Somewhere way away way out
Of my league way out of the country
Going going gone south of the border
Bye bye baby to play out
All his games against home

A KEENING GIFT: CHRISTMAS 1996

Keith Dudney, 10, as he was running to catch his schoolbus, was hit yesterday morning by a pickup truck on Highway 9. Keith died later at Carolinas Medical Center.

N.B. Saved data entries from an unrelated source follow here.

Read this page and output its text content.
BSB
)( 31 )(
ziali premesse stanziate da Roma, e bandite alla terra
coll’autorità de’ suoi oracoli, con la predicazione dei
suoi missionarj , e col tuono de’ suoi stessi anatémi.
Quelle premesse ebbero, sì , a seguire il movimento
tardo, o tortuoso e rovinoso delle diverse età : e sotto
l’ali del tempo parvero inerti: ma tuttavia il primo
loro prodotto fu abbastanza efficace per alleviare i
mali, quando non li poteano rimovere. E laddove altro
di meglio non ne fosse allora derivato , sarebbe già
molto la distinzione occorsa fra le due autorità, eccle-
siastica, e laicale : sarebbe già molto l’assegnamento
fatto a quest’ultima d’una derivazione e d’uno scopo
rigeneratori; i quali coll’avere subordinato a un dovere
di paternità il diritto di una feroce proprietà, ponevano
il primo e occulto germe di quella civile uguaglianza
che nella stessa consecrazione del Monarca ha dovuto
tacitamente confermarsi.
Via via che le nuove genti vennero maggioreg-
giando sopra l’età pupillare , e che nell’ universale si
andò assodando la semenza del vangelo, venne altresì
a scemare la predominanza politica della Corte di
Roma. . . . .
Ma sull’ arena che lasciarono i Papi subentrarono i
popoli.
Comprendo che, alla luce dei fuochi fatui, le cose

Charlotte Observer, December 12, 1996

“What child is this…” this young Master
who clipped and roughly unharnessed
from breath was sent to tumble
from waiting and rush to see kingdom come
found lost in the last chance for this Christmas
with his present wrapped and his timeless
just reward received on the blacktop
stillness of Advent’s humbling dark

“What child is this…” who, “…in a flash…”
at a trumpet crash…” is, “all at once
what Christ is…” struck down
by a pickup as he crossed the road too soon
taken and all the difference made trying
to catch his school bus on the outskirts
of Lancaster’s Red Christmas Rose City

“What child is this…” who flew
across the center line flew
“…Between the idea
And the reality
Between the motion
And the act…” flew
like the substance of a shadow
on the accidents of morning’s
broken wings falling between
Advent and The Nativity
and making no bones about it
as It Came Upon A Midnight Clear
we must wake and, “…feel the fell
of dark not day…”

A child has died
The Child is born
and the one who is not God
now lies boxed and hidden for Good
beneath and above all the angel-crowned
Christmas trees of this world
this child Keith now lies in truth
a keening gift among the gifts kept
of all the other long children
of Christmas mourning Light

And if you listen this Holy Night
you will witness their shut children’s choir
open with sweeter unheard melodies
in a rising carol’s slow rolling power
the music not small not small but far away
like The Star of Bethlehem lighting with Dylan’s
insight the long cold coming to the birth
of grief’s wisdom in the shaken hearts
of every child-lost father and mother
“After the first death there is no other.”